Palliative Care

On Friday I visited the Grittenham Barn Christmas Market at Tillington.

There were some great Christmas gifts there and I particularly enjoyed the Christmas cake that had been soaked in brandy for a week!

But there was also a serious point to my visit.

The Grittenham Barn has been helping to raise money for local charities and this year proceeds will be donated to a wonderful local charity.

The Sussex Snowdrop Trust looks after children with life threatening or terminal illnesses in their own home.

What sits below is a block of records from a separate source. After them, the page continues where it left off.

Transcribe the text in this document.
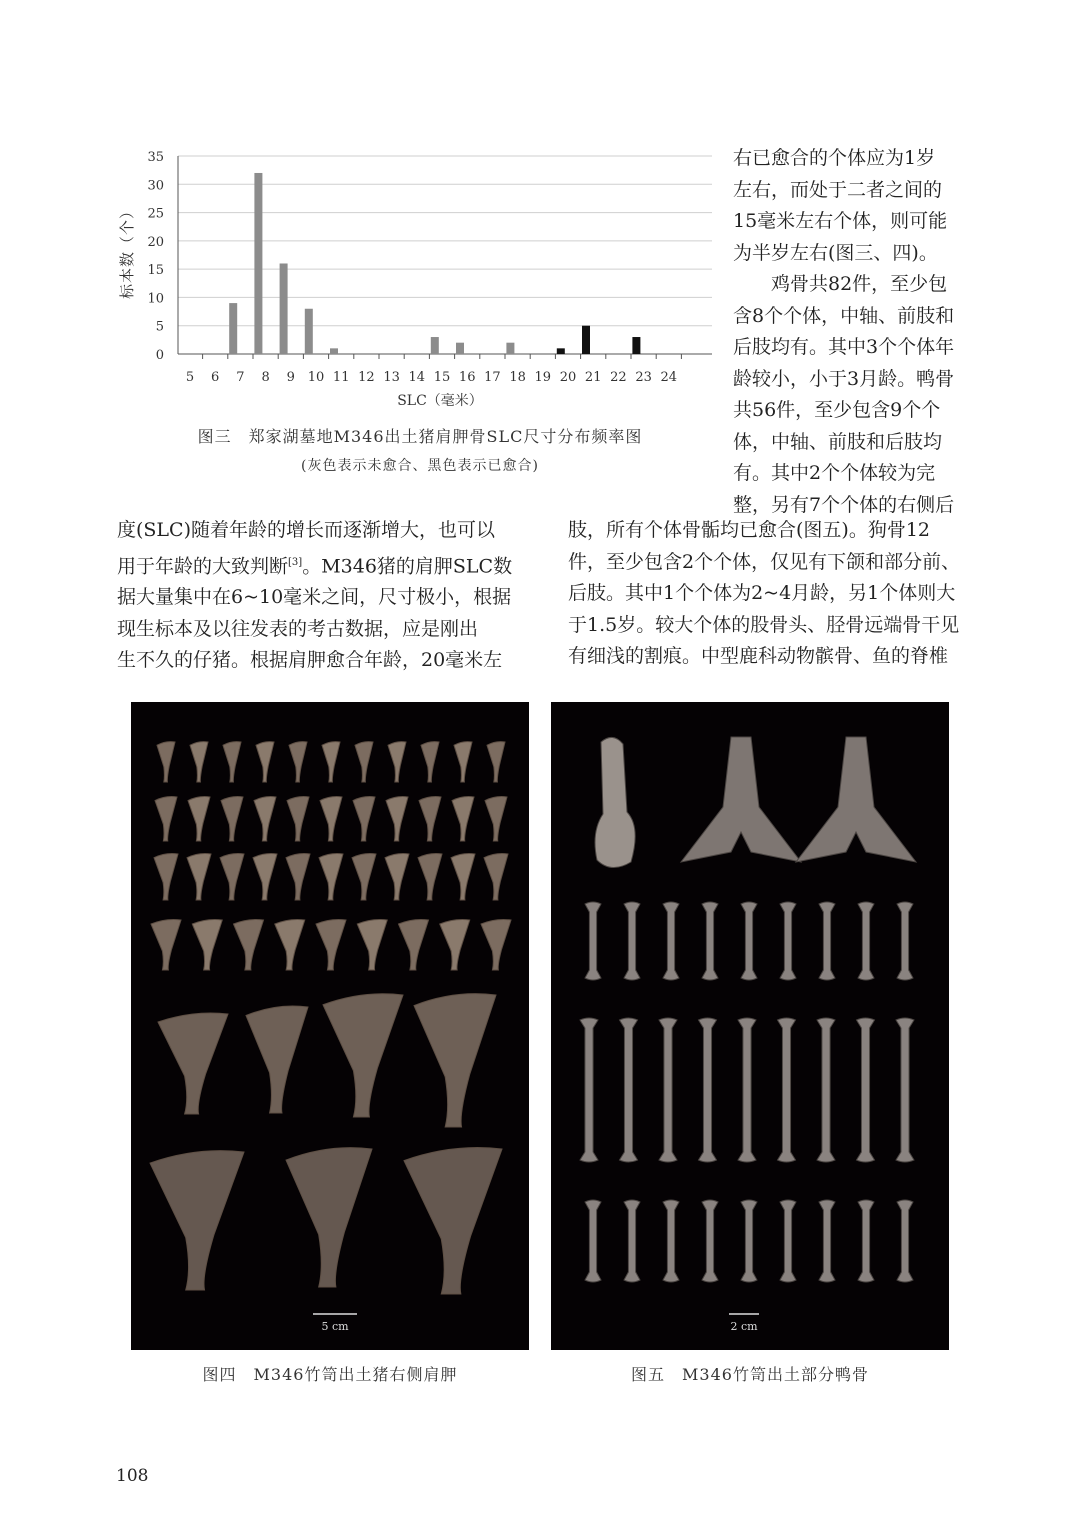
0
5
10
15
20
25
30
35
5 6 7 8 9 10 11 12 13 14 15 16 17 18 19 20 21 22 23 24
标本数（个）
SLC（毫米）
图三　郑家湖墓地M346出土猪肩胛骨SLC尺寸分布频率图
(灰色表示未愈合、黑色表示已愈合)
右已愈合的个体应为1岁
左右，而处于二者之间的
15毫米左右个体，则可能
为半岁左右(图三、四)。
　　鸡骨共82件，至少包
含8个个体，中轴、前肢和
后肢均有。其中3个个体年
龄较小，小于3月龄。鸭骨
共56件，至少包含9个个
体，中轴、前肢和后肢均
有。其中2个个体较为完
整，另有7个个体的右侧后
度(SLC)随着年龄的增长而逐渐增大，也可以
用于年龄的大致判断[3]。M346猪的肩胛SLC数
据大量集中在6~10毫米之间，尺寸极小，根据
现生标本及以往发表的考古数据，应是刚出
生不久的仔猪。根据肩胛愈合年龄，20毫米左
肢，所有个体骨骺均已愈合(图五)。狗骨12
件，至少包含2个个体，仅见有下颌和部分前、
后肢。其中1个个体为2~4月龄，另1个体则大
于1.5岁。较大个体的股骨头、胫骨远端骨干见
有细浅的割痕。中型鹿科动物髌骨、鱼的脊椎
5 cm
图四　M346竹笥出土猪右侧肩胛
2 cm
图五　M346竹笥出土部分鸭骨
108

They employ a team of nurses, counsellors and support workers who cover a huge area of Sussex including Midhurst, Petworth, Arundel, Pulborough, Chichester and Bognor Regis.

And they do a remarkable job.  The death of a child is the most terrible thing imaginable.  So it's as much about supporting the family as it is about caring for the child.

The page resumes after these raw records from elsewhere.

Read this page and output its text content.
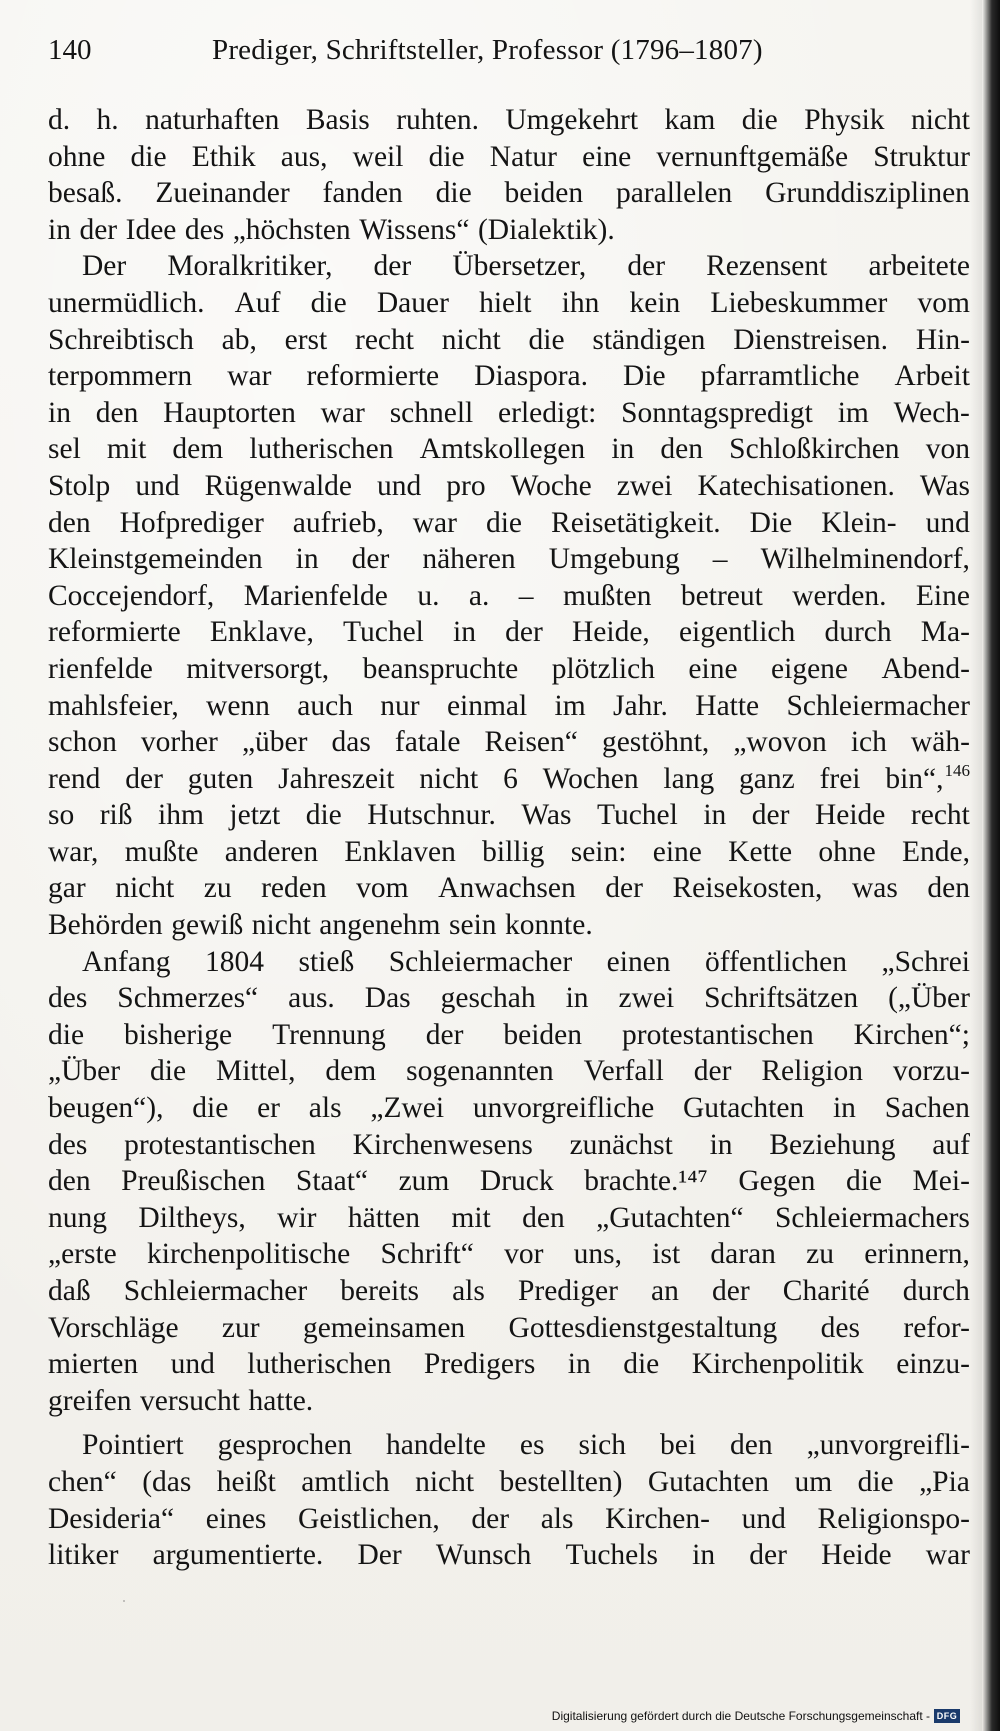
140	Prediger, Schriftsteller, Professor (1796–1807)
d. h. naturhaften Basis ruhten. Umgekehrt kam die Physik nicht
ohne die Ethik aus, weil die Natur eine vernunftgemäße Struktur
besaß. Zueinander fanden die beiden parallelen Grunddisziplinen
in der Idee des „höchsten Wissens“ (Dialektik).
Der Moralkritiker, der Übersetzer, der Rezensent arbeitete
unermüdlich. Auf die Dauer hielt ihn kein Liebeskummer vom
Schreibtisch ab, erst recht nicht die ständigen Dienstreisen. Hin-
terpommern war reformierte Diaspora. Die pfarramtliche Arbeit
in den Hauptorten war schnell erledigt: Sonntagspredigt im Wech-
sel mit dem lutherischen Amtskollegen in den Schloßkirchen von
Stolp und Rügenwalde und pro Woche zwei Katechisationen. Was
den Hofprediger aufrieb, war die Reisetätigkeit. Die Klein- und
Kleinstgemeinden in der näheren Umgebung – Wilhelminendorf,
Coccejendorf, Marienfelde u. a. – mußten betreut werden. Eine
reformierte Enklave, Tuchel in der Heide, eigentlich durch Ma-
rienfelde mitversorgt, beanspruchte plötzlich eine eigene Abend-
mahlsfeier, wenn auch nur einmal im Jahr. Hatte Schleiermacher
schon vorher „über das fatale Reisen“ gestöhnt, „wovon ich wäh-
rend der guten Jahreszeit nicht 6 Wochen lang ganz frei bin“,$^{146}$
so riß ihm jetzt die Hutschnur. Was Tuchel in der Heide recht
war, mußte anderen Enklaven billig sein: eine Kette ohne Ende,
gar nicht zu reden vom Anwachsen der Reisekosten, was den
Behörden gewiß nicht angenehm sein konnte.
Anfang 1804 stieß Schleiermacher einen öffentlichen „Schrei
des Schmerzes“ aus. Das geschah in zwei Schriftsätzen („Über
die bisherige Trennung der beiden protestantischen Kirchen“;
„Über die Mittel, dem sogenannten Verfall der Religion vorzu-
beugen“), die er als „Zwei unvorgreifliche Gutachten in Sachen
des protestantischen Kirchenwesens zunächst in Beziehung auf
den Preußischen Staat“ zum Druck brachte.¹⁴⁷ Gegen die Mei-
nung Diltheys, wir hätten mit den „Gutachten“ Schleiermachers
„erste kirchenpolitische Schrift“ vor uns, ist daran zu erinnern,
daß Schleiermacher bereits als Prediger an der Charité durch
Vorschläge zur gemeinsamen Gottesdienstgestaltung des refor-
mierten und lutherischen Predigers in die Kirchenpolitik einzu-
greifen versucht hatte.
Pointiert gesprochen handelte es sich bei den „unvorgreifli-
chen“ (das heißt amtlich nicht bestellten) Gutachten um die „Pia
Desideria“ eines Geistlichen, der als Kirchen- und Religionspo-
litiker argumentierte. Der Wunsch Tuchels in der Heide war
Digitalisierung gefördert durch die Deutsche Forschungsgemeinschaft - DFG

Like all charities they need to raise money and they rely heavily on the support of the local community.

I'm a Patron of the St Barnabas Hospice - which manages the Chestnut Tree House Children's Hospice near Arundel - the only children's hospice in Sussex.

It costs over £2 million a year to run the Chestnut Tree Hospice and only a small proportion comes from the taxpayer - less than 10 per cent.

They are currently looking after 210 children and their families but for every child they're helping, there's another child somewhere in Sussex they're not reaching.

This is a problem nationwide and won't be solved overnight.   But the Government is committed to improving palliative care, for children and adults.

£30 million is available this year to support local projects that improve services for children.  And £40 million is being spent on improving the environments where hospices provide care to patients, families and carers.

But we also have to think about the long-term and a major review has been launched to look at how we fund palliative care in the future.

The care which people receive when they have a terminal illness affects the quality of the precious months of life left to them.  That is never more important than for children whose future has been cruelly stolen from them and for their parents.  So all power to the charities like Snowdrop and St Barnabas for what they do.